Dec 11, 2025 2:09 PM
When I was about fifteen, I started reading Kerouac's On the Road, and I gave up because reading it was a tedious trudge through Kerouac's myopic, self-absorbed prose. The "plot" is just cobbled together accounts of booze, women, drugs, the open road, yadda yadda yadda. An adventure signifying nothing.
Jim Harrison's Wolf is largely about booze, women, drugs, and the open road. The narrator, Swanson, recalls low-wage jobs, hitchhiking, spurned lovers, and crummy rented rooms . Interspersed between these unrelated accounts is the story of Swanson, older now, but scarcely more mature, camping in northern Michigan, where he hopes to sight a rare wolf and avoid drinking alcohol.

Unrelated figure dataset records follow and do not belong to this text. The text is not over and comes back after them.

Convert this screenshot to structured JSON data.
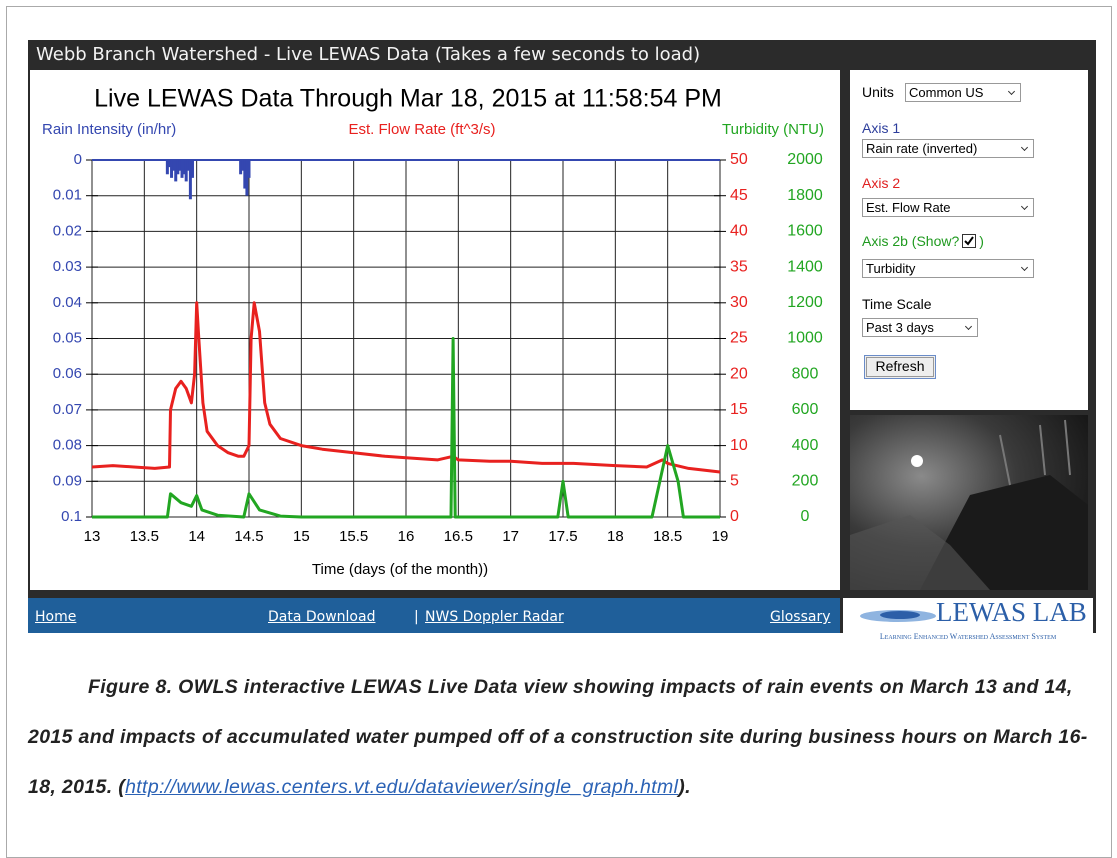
{
  "header": {
    "title": "Webb Branch Watershed - Live LEWAS Data (Takes a few seconds to load)"
  },
  "chart_data": {
    "type": "line",
    "title": "Live LEWAS Data Through Mar 18, 2015 at 11:58:54 PM",
    "xlabel": "Time (days (of the month))",
    "xlim": [
      13,
      19
    ],
    "xticks": [
      13,
      13.5,
      14,
      14.5,
      15,
      15.5,
      16,
      16.5,
      17,
      17.5,
      18,
      18.5,
      19
    ],
    "ylim": [
      0.1,
      0
    ],
    "yticks": [
      0,
      0.01,
      0.02,
      0.03,
      0.04,
      0.05,
      0.06,
      0.07,
      0.08,
      0.09,
      0.1
    ],
    "y2lim": [
      0,
      50
    ],
    "y2ticks": [
      0,
      5,
      10,
      15,
      20,
      25,
      30,
      35,
      40,
      45,
      50
    ],
    "y3lim": [
      0,
      2000
    ],
    "y3ticks": [
      0,
      200,
      400,
      600,
      800,
      1000,
      1200,
      1400,
      1600,
      1800,
      2000
    ],
    "grid": true,
    "series": [
      {
        "name": "Rain Intensity (in/hr)",
        "color": "#3447b0",
        "kind": "bar",
        "axis": "y",
        "x": [
          13.72,
          13.74,
          13.76,
          13.78,
          13.8,
          13.82,
          13.84,
          13.86,
          13.88,
          13.9,
          13.92,
          13.94,
          13.96,
          14.42,
          14.44,
          14.46,
          14.48,
          14.5
        ],
        "values": [
          0.004,
          0.002,
          0.005,
          0.003,
          0.006,
          0.004,
          0.003,
          0.005,
          0.004,
          0.006,
          0.003,
          0.011,
          0.005,
          0.004,
          0.003,
          0.008,
          0.01,
          0.005
        ]
      },
      {
        "name": "Est. Flow Rate (ft^3/s)",
        "color": "#e8211f",
        "kind": "line",
        "axis": "y2",
        "x": [
          13,
          13.2,
          13.4,
          13.6,
          13.74,
          13.75,
          13.8,
          13.85,
          13.9,
          13.95,
          13.98,
          14,
          14.02,
          14.06,
          14.1,
          14.2,
          14.3,
          14.4,
          14.45,
          14.5,
          14.52,
          14.55,
          14.6,
          14.65,
          14.7,
          14.8,
          15,
          15.2,
          15.5,
          15.8,
          16,
          16.3,
          16.45,
          16.5,
          16.8,
          17,
          17.3,
          17.6,
          18,
          18.3,
          18.45,
          18.5,
          18.7,
          19
        ],
        "values": [
          7,
          7.2,
          7,
          6.8,
          7,
          15,
          18,
          19,
          18,
          16,
          20,
          30,
          25,
          16,
          12,
          10,
          9,
          8.5,
          8.5,
          10,
          25,
          30,
          26,
          16,
          13,
          11,
          10,
          9.5,
          9,
          8.5,
          8.3,
          8,
          8.5,
          8,
          7.8,
          7.8,
          7.5,
          7.5,
          7.2,
          7,
          8,
          7.5,
          6.8,
          6.3
        ]
      },
      {
        "name": "Turbidity (NTU)",
        "color": "#22a622",
        "kind": "line",
        "axis": "y3",
        "x": [
          13,
          13.72,
          13.75,
          13.85,
          13.95,
          14,
          14.05,
          14.2,
          14.45,
          14.5,
          14.6,
          14.8,
          15,
          16.43,
          16.45,
          16.47,
          17.45,
          17.5,
          17.55,
          18.35,
          18.5,
          18.6,
          18.65,
          19
        ],
        "values": [
          0,
          0,
          130,
          80,
          60,
          120,
          40,
          10,
          0,
          130,
          40,
          5,
          0,
          0,
          1000,
          0,
          0,
          200,
          0,
          0,
          400,
          200,
          0,
          0
        ]
      }
    ]
  },
  "panel": {
    "units_label": "Units",
    "units": "Common US",
    "axis1_label": "Axis 1",
    "axis1": "Rain rate (inverted)",
    "axis2_label": "Axis 2",
    "axis2": "Est. Flow Rate",
    "axis2b_label": "Axis 2b (Show?",
    "axis2b_close": ")",
    "axis2b": "Turbidity",
    "time_label": "Time Scale",
    "time": "Past 3 days",
    "refresh": "Refresh"
  },
  "footer": {
    "home": "Home",
    "download": "Data Download",
    "sep": "|",
    "radar": "NWS Doppler Radar",
    "glossary": "Glossary"
  },
  "logo": {
    "title": "LEWAS LAB",
    "subtitle": "Learning Enhanced Watershed Assessment System"
  },
  "caption": {
    "text": "Figure 8. OWLS interactive LEWAS Live Data view showing impacts of rain events on March 13 and 14, 2015 and impacts of accumulated water pumped off of a construction site during business hours on March 16-18, 2015. (",
    "link": "http://www.lewas.centers.vt.edu/dataviewer/single_graph.html",
    "end": ")."
  }
}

I'm not sure why I liked this book more than On the Road. It deals with many of the same things. Maybe it is because the narrator is more honest. He likes to drink, eat, and fuck. There's no grander search for some corny Meaning or the American Dream. But he also likes to read and observe the natural world. And his more mature self reconciles with the limits of a purely sensual existence during his sojourn in the Michigan woods. But the novel feels grounded in its recognition that we will go on eating, drinking, fucking, working, reading novels, fishing, and admiring birds and trees. There's no lame beatnik Transcendence through mescaline or bongo drums or rejecting bourgeois Society, after which all will be good and we won't have to be bored.
Wolf, to me, seems to say, "That's all folks. Life's just what it says on the tin." Learn how to live with that, then you'll have your meaning.